VA Boston Healthcare System, Harvard Medical School, Boston, MA, United States.
Blood Rev. 2019 Jan;33:1-5. doi: 10.1016/j.blre.2018.05.001. Epub 2018 May 24.
Hemophilia A is caused by decreased or dysfunctional blood coagulation factor VIII (FVIII). Recent developments in the understanding of FVIII biology, in particular the nature of FVIII binding sites on platelets, may provide new insight into the limitations of current assays. Recent data suggest that the phospholipid vesicles, which represent nonphysiologic membranes of high phosphatidylserine (PS) content, poorly reflect functional FVIII binding sites critical to coagulation. This narrative review describes the function of FVIII in clotting and discusses our evolving understanding of FVIII binding sites and their clinical implications. Refined models of FVIII binding sites have the potential to improve FVIII assays, possibly improving bleeding risk stratification for patients with mild and moderate hemophilia A. They may also support earlier and more accurate detection of inhibitors, before they are clinically evident.

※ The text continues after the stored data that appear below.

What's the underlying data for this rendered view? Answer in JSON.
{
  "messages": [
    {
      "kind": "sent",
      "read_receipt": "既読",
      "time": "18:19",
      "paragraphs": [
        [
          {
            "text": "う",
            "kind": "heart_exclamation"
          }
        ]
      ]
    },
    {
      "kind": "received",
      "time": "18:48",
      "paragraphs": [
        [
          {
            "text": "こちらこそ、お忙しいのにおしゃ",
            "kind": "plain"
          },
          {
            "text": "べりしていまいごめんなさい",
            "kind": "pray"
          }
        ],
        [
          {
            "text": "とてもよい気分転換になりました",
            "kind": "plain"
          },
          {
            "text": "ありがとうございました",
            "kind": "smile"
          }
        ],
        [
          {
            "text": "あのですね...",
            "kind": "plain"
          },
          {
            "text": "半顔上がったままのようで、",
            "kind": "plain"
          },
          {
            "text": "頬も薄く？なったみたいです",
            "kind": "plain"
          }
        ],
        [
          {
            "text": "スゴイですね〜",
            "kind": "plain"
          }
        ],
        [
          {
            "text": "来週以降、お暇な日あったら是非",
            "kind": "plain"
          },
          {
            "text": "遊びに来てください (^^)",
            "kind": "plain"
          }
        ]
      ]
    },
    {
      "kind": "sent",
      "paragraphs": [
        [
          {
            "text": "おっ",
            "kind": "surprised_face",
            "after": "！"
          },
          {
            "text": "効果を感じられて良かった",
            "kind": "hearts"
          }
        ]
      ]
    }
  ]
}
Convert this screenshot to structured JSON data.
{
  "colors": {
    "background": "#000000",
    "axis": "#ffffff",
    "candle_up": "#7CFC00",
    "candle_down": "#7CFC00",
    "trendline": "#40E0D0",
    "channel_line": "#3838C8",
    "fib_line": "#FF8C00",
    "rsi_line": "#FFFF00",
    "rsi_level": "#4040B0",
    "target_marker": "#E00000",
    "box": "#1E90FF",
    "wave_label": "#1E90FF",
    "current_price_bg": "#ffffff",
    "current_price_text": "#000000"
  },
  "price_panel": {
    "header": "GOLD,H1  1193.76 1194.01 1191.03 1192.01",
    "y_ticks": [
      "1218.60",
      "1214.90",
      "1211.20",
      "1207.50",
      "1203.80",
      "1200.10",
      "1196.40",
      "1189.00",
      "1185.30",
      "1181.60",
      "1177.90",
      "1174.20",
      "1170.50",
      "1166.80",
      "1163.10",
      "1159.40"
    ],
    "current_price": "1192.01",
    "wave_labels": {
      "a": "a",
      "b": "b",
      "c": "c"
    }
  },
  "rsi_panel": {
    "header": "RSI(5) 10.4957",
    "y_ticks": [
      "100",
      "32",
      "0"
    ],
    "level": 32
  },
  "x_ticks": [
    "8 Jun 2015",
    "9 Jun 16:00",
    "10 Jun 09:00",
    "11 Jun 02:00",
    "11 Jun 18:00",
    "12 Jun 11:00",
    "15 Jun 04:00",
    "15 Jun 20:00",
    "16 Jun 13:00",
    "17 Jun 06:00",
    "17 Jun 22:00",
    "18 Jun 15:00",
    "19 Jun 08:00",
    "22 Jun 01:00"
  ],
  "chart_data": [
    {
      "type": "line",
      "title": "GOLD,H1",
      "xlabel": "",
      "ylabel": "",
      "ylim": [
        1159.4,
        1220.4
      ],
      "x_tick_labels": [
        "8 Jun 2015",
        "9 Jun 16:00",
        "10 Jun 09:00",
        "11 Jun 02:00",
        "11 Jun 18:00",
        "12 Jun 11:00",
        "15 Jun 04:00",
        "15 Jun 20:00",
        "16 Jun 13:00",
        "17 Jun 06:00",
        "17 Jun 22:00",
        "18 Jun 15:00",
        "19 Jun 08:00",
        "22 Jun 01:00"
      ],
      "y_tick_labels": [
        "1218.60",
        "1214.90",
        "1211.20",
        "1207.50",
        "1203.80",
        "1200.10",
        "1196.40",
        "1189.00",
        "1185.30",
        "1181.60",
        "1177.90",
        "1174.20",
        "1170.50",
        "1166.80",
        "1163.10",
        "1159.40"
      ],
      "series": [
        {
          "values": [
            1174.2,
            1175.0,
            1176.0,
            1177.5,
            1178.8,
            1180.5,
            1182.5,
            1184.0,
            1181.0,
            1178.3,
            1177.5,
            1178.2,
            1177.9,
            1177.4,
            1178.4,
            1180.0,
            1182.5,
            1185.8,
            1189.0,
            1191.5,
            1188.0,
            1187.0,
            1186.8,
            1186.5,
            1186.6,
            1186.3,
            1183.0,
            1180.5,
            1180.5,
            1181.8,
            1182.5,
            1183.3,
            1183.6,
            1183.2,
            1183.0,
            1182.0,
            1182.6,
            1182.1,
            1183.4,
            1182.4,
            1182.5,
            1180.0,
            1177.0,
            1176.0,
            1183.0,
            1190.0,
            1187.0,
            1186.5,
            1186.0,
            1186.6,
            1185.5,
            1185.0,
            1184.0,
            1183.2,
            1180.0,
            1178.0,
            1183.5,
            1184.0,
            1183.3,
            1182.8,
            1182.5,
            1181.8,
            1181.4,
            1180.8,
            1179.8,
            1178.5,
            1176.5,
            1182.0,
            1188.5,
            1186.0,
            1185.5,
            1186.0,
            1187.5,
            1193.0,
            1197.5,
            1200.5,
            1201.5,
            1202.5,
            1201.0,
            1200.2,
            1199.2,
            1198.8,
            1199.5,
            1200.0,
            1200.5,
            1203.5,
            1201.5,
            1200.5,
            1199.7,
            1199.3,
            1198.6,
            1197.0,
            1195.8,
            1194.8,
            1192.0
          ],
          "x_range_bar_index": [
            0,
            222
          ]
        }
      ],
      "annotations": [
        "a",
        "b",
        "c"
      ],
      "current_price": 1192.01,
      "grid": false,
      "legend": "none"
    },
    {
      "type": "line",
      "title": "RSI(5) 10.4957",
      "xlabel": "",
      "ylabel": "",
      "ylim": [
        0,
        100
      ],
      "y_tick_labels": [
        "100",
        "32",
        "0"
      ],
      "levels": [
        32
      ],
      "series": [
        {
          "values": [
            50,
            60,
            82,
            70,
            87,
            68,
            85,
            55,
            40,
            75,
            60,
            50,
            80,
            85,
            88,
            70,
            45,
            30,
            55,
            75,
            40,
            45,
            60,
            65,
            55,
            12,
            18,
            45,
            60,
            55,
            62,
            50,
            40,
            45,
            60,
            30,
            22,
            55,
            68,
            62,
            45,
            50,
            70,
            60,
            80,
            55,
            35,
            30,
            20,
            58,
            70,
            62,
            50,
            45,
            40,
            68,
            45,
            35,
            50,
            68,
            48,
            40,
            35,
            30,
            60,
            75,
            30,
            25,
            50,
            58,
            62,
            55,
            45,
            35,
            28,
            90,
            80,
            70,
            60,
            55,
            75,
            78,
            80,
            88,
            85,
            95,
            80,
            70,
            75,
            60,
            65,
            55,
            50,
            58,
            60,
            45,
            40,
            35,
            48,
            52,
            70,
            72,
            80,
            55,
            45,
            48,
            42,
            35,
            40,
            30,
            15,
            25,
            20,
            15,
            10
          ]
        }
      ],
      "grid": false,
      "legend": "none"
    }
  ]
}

血友病 A 是由凝血因子 VIII(FVIII)减少或功能障碍引起的。近年来对 FVIII 生物学的理解,特别是血小板上 FVIII 结合位点的性质,可能为当前检测方法的局限性提供新的见解。最近的数据表明,磷脂囊泡代表具有高磷脂酰丝氨酸(PS)含量的非生理膜,不能很好地反映对凝血至关重要的功能性 FVIII 结合位点。本叙述性综述描述了 FVIII 在凝血中的功能,并讨论了我们对 FVIII 结合位点及其临床意义的不断发展的认识。FVIII 结合位点的改良模型有可能改善 FVIII 检测,可能改善轻度和中度血友病 A 患者的出血风险分层。它们还可能支持在抑制剂在临床上出现之前更早、更准确地检测到它们。